Kaleena Martin wrote:Thank you for your answer Peter. My Mommy brain got to me when I posted the original question. I've adjusted my question to what I actually meant to say and ask. Haha. You may have answered my question anyway. So separating the urine from the feces is so it is not too wet? And the urine can be used immediately but the feces needs to break down? Is that correct?
Michael Cox wrote:Composting them together works very very well when you have plenty of dry organic matter to add to it, like sawdust or woodchips. The nitrogen in the urine and the carbon in the sawdust together make for a very hot compost mixture. The heat sterilizes the whole mix, including the poo.

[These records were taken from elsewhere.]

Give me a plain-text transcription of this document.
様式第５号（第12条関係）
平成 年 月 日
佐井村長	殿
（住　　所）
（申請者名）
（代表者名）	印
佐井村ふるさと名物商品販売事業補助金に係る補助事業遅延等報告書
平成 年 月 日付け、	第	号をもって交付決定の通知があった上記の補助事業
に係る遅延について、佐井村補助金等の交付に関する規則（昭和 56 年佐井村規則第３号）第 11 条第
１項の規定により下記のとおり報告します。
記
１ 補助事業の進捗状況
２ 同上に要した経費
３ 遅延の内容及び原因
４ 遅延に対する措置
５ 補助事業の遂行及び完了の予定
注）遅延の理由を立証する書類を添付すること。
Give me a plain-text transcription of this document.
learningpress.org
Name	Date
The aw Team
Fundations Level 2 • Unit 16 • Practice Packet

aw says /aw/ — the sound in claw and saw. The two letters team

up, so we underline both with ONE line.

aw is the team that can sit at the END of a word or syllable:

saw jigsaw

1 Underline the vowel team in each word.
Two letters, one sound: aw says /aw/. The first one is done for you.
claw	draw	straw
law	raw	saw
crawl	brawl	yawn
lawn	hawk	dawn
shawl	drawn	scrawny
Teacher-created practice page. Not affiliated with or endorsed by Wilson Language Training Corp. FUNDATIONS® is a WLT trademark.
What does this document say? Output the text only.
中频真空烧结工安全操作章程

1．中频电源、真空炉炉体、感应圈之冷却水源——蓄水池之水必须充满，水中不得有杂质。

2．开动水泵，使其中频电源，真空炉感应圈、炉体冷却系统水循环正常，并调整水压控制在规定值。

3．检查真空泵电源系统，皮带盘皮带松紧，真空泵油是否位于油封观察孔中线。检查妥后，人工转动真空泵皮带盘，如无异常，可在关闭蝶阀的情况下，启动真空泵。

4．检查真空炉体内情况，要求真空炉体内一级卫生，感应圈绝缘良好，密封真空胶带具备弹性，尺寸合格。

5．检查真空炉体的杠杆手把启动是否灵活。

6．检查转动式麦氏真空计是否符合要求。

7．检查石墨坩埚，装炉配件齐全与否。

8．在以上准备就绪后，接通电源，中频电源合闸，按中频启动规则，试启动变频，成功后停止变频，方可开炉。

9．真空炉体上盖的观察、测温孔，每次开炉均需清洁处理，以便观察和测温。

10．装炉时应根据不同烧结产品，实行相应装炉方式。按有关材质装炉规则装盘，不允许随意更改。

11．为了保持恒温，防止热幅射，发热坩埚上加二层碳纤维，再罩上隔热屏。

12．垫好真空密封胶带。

Kimi Iszikala wrote:We are currently temporarily camping on our homestead land since last July. We have 5-gallon bucket "urinals" and 5-gallon bucket toilets. We don't separate when we sit, but the bulk of our peeing is done in the urinals. Our urinal is just a 5-gal bucket with a big funnel sticking out the top (with a splash guard, even!), and a rubber kitchen drain stopper cap. I (the female) have been using a p-style but that means about once a week I pee down my leg which is really annoying. I'm working on a sitting urinal... probably will use a roof vent flashing piece over a 5-gallon bucket with a seat on it.
In the urinals we add sauerkraut juice, or if we don't have any handy, we add EM-1. We have only used urine that has aged over a month (which is supposed to ensure its sterility due to pH changes, and the microorganisms are supposed to break it down for better plant nutrition). We have dumped it on wood chip piles and sawdust piles to help them start to decompose. We live in the desert and don't plan to maintain an outdoor compost pile because we haul all of our water and don't think we can keep it wet enough.
We have been using bokashi and wood ash in the humanure buckets. We eventually will need to do a better job of composting this. We are hoping vermiculture will work for bokashi-fermented humanure that has sat for several months? (We have not used worms before, but understand they do eat bokashi and manure.) At the moment we are in "camping" mode and just buried the first few buckets, after they sat a month or four. We do plan to plant fruit trees in this area between the buried pits, but won't be planting any vegetables or close-to-the-ground edibles.
We make our bokashi with sawdust which we can get for free locally.